Fourthly—and this is the great point: TURN AWAY FROM THE REASON AND GO INTO THE MAN’S MORAL LIFE.
I don’t mean, go into his moral life and see if the man is living in conscious sin, which is the great blinder of the eyes—I am speaking now of honest doubt; but open a new door into the practical side of man’s nature.
Entreat him not to postpone life and his life’s usefulness until he has settled the problems of the universe. Tell him those problems will never all be settled; that his life will be done before he has begun to settle them; and ask him what he is doing with his life meantime. Charge him with wasting his life and his usefulness; and invite him to deal with the moral and practical difficulties of the world, and leave the intellectual difficulties as he goes along. To spend time upon these is proving the less important before the more important; and, as the French say, “The good is the enemy of the best.” It is a good thing to think; it is a better thing to work—it is a better thing to do good. And you have him there, you see. He can’t get beyond that. You have to tell him, in fact that there are two organs of knowledge: the one reason, the other obedience.
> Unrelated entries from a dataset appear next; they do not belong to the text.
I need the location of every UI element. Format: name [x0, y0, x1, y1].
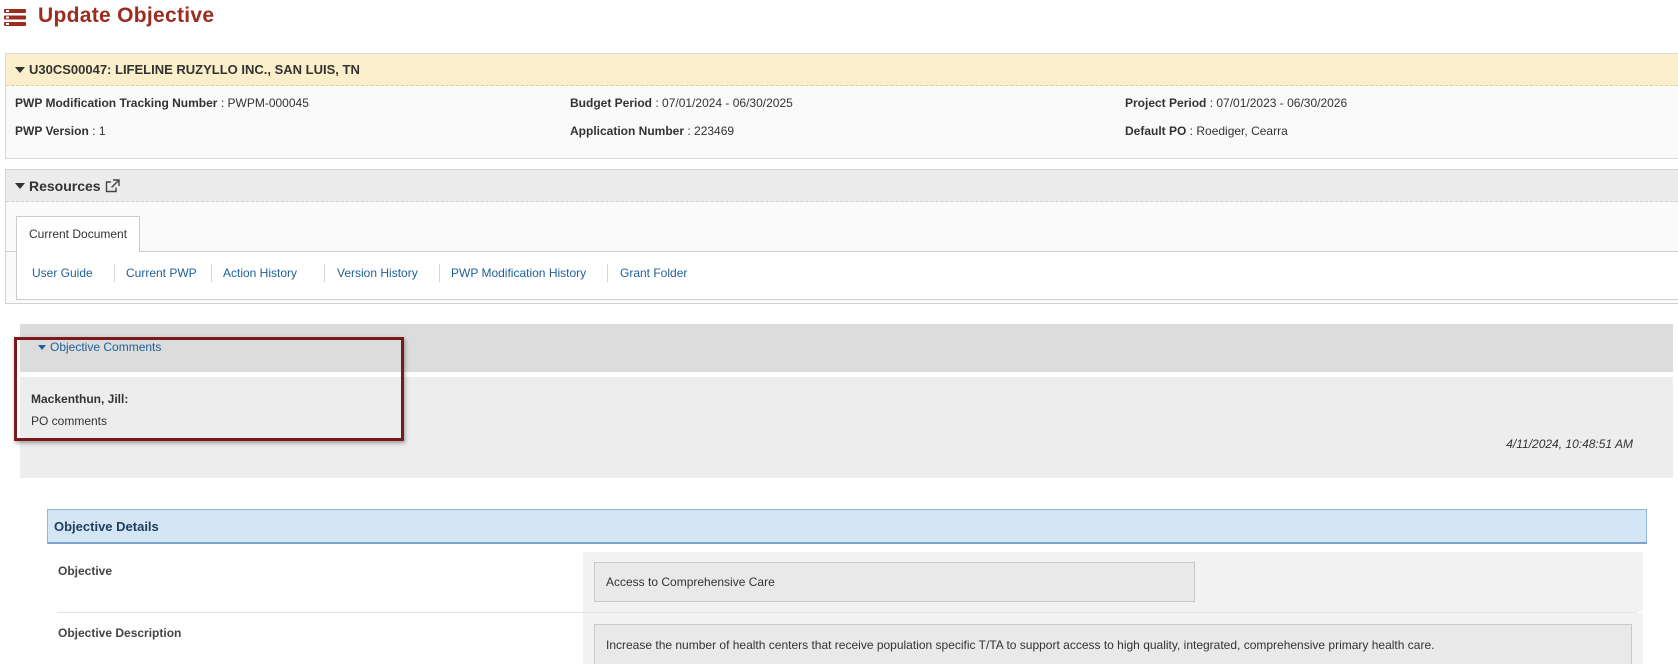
- tracking-number-value: PWPM-000045: [227, 96, 309, 110]
- objective-details-header: Objective Details: [47, 509, 1647, 544]
- caret-down-icon: [15, 182, 25, 189]
- tracking-number-field: PWP Modification Tracking Number : PWPM-…: [15, 96, 309, 110]
- grant-header-title: U30CS00047: LIFELINE RUZYLLO INC., SAN L…: [29, 62, 360, 77]
- application-number-field: Application Number : 223469: [570, 124, 735, 138]
- pwp-version-value: 1: [98, 124, 106, 138]
- tracking-number-label: PWP Modification Tracking Number: [15, 96, 218, 110]
- link-divider: [607, 264, 608, 282]
- grant-panel-toggle[interactable]: U30CS00047: LIFELINE RUZYLLO INC., SAN L…: [6, 54, 1678, 86]
- default-po-field: Default PO : Roediger, Cearra: [1125, 124, 1288, 138]
- objective-description-field[interactable]: Increase the number of health centers th…: [594, 624, 1632, 664]
- budget-period-field: Budget Period : 07/01/2024 - 06/30/2025: [570, 96, 793, 110]
- application-number-label: Application Number: [570, 124, 685, 138]
- project-period-label: Project Period: [1125, 96, 1207, 110]
- user-guide-link[interactable]: User Guide: [32, 266, 93, 280]
- resources-panel: Resources Current Document User Guide Cu…: [5, 169, 1678, 304]
- pwp-version-field: PWP Version : 1: [15, 124, 106, 138]
- comment-timestamp: 4/11/2024, 10:48:51 AM: [1506, 437, 1633, 451]
- resources-tab-strip: Current Document: [6, 202, 1678, 253]
- list-icon: [4, 9, 26, 26]
- budget-period-value: 07/01/2024 - 06/30/2025: [662, 96, 793, 110]
- budget-period-label: Budget Period: [570, 96, 653, 110]
- link-divider: [211, 264, 212, 282]
- comment-text: PO comments: [31, 414, 108, 428]
- application-number-value: 223469: [694, 124, 735, 138]
- objective-comments-header: Objective Comments: [20, 324, 1673, 372]
- grant-info-panel: U30CS00047: LIFELINE RUZYLLO INC., SAN L…: [5, 53, 1678, 159]
- default-po-value: Roediger, Cearra: [1196, 124, 1288, 138]
- default-po-label: Default PO: [1125, 124, 1187, 138]
- resources-toggle[interactable]: Resources: [6, 170, 1678, 202]
- objective-description-label: Objective Description: [58, 626, 182, 640]
- project-period-value: 07/01/2023 - 06/30/2026: [1216, 96, 1348, 110]
- pwp-version-label: PWP Version: [15, 124, 89, 138]
- link-divider: [324, 264, 325, 282]
- tab-current-document[interactable]: Current Document: [16, 216, 141, 253]
- link-divider: [439, 264, 440, 282]
- comment-author: Mackenthun, Jill:: [31, 392, 129, 406]
- page-title: Update Objective: [38, 4, 215, 27]
- objective-field[interactable]: Access to Comprehensive Care: [594, 562, 1195, 602]
- current-pwp-link[interactable]: Current PWP: [126, 266, 197, 280]
- objective-comments-label: Objective Comments: [50, 340, 162, 354]
- link-divider: [114, 264, 115, 282]
- version-history-link[interactable]: Version History: [337, 266, 418, 280]
- objective-label: Objective: [58, 564, 113, 578]
- objective-details-title: Objective Details: [54, 518, 159, 534]
- objective-comment: Mackenthun, Jill: PO comments 4/11/2024,…: [20, 377, 1673, 478]
- resource-links: User Guide Current PWP Action History Ve…: [16, 252, 1678, 300]
- action-history-link[interactable]: Action History: [223, 266, 297, 280]
- grant-folder-link[interactable]: Grant Folder: [620, 266, 687, 280]
- objective-comments-toggle[interactable]: Objective Comments: [38, 340, 161, 354]
- project-period-field: Project Period : 07/01/2023 - 06/30/2026: [1125, 96, 1348, 110]
- objective-description-row: Objective Description Increase the numbe…: [47, 613, 1647, 664]
- objective-row: Objective Access to Comprehensive Care: [47, 545, 1647, 612]
- page-header: Update Objective: [0, 0, 1678, 36]
- resources-title: Resources: [29, 177, 101, 194]
- external-link-icon[interactable]: [105, 178, 120, 193]
- caret-down-icon: [38, 344, 46, 350]
- caret-down-icon: [15, 66, 25, 73]
- pwp-modification-history-link[interactable]: PWP Modification History: [451, 266, 586, 280]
And now tell him there is but One, and lead him to the great historical figure who calls all men to Him: the one perfect life—the one Savior of mankind—the one Light of the world. Ask him to begin to obey Christ; and, doing His will, he shall now of the doctrine whether it be of God.
That, I think, is about the only thing you can do with a man: to get him into practical contact with the needs of the world, and to let him lose his intellectual difficulties meantime. Don’t ask him to give them up altogether. Tell him to solve them afterward one by one if he can, but meantime to give his life to Christ and his time to the kingdom of God. You fetch him completely around when you do that. You have taken him away from the false side of his nature, and to the practical and moral side of his nature; and for the first time in his life, perhaps, he puts things in their true place. He puts his nature in the relations in which it ought to be, and he then only begins to live. And by obedience he will soon become a learner and pupil for himself, and Christ will teach him things, and he will find whatever problems are solvable gradually solved as he goes along the path of practical duty.
Now, let me, in closing, give an instance of how to deal with specific points.
The question of miracles is thrown at my head every second day:
“What do you say to a man when he says to you, ‘Why do you believe in miracles?’”
I say, “Because I have seen then.”
He asks, “When?”
I say, “Yesterday.”
“Down such-and-such a street I saw a man who was a drunkard redeemed by the power of an unseen Christ and saved from sin. That is a miracle.”
The best apologetic for Christianity is a Christian. That is a fact which the man cannot get over. There are fifty other arguments for miracles, but none so good as that you have seen them. Perhaps, you are one yourself. But take a man and show him a miracle with his own eyes. Then he will believe.